Kimberley was nog een kind toen ze op een nacht misbruikt werd door haar acht jaar oudere neef. Jarenlang probeerde ze niet te denken aan wat haar was aangedaan. Tot het nog een keer gebeurde door een collega op werk. Ze kon het niet alleen verwerken en merkte dat ze hulp nodig had. Via internet kwam ze in contact met Slachtofferhulp Nederland.

“Mijn neef was als een broer voor mij. Als ik bij mijn tante bleef slapen, sliep ik bij hem in bed. Op een nacht begon hij tegen mij aan te rijden. Ik zei er niets van, bleef doodstil liggen, totdat het stopte. De volgende ochtend deed hij alsof er niets was gebeurd. Ik was nog zo jong. Ik wist helemaal niet wat het was, maar ik voelde dat ik het niet mocht vertellen.

Het ging steeds een stapje verder. Op een gegeven moment raakte hij mij niet alleen ‘s nachts aan, maar ook overdag. Als hij mij vroeg om bij hem op schoot te komen zitten, vond mijn familie dat niet raar. We waren praktisch broer en zus. Ik durfde niets aan mijn familie te laten merken, ik was bang voor hun reacties.
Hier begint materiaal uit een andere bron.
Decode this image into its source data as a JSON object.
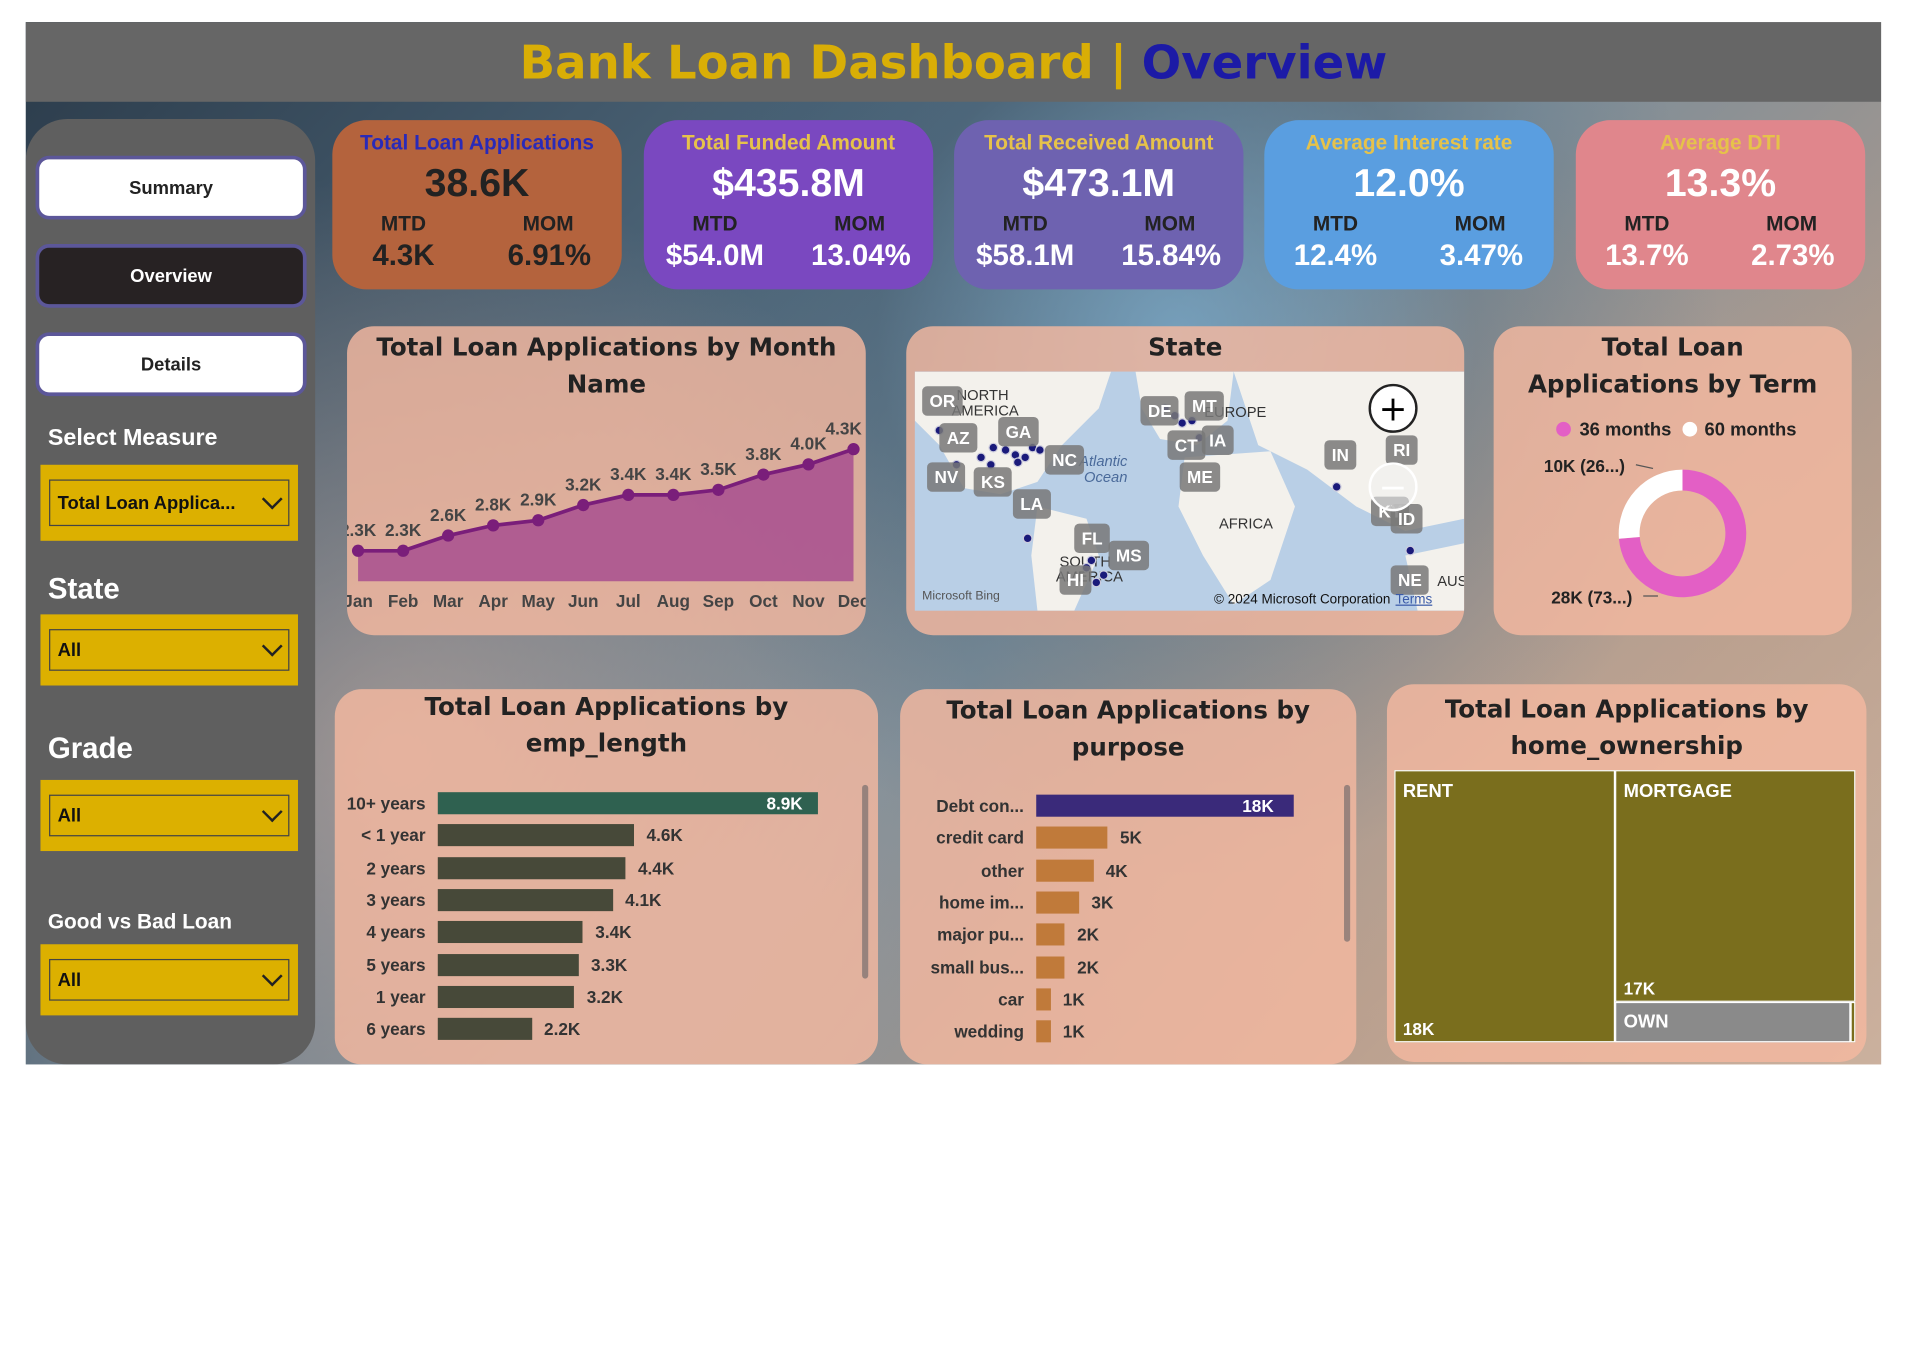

Ik wist zeker dat ik hen zou kwetsen als ik zou vertellen wat mijn neef bij mij deed.

Vanaf haar elfde ging Kimberley steeds meer haar eigen weg. “Ik kwam minder bij mijn familie over de vloer, waardoor mijn neef mij niet meer zo vaak betastte. Diep van binnen schreeuwde ik, maar ik kon het niet uiten. Op mijn vijftiende barstte ik voor het eerst tegen mijn neef uit. Ik kon mezelf niet meer in de spiegel aankijken. Ik zei dat als hij mij nog één keer aan zou raken, ik het tegen de hele familie zou vertellen. Vanaf dat moment heeft mijn neef mij met geen vinger meer aangeraakt. 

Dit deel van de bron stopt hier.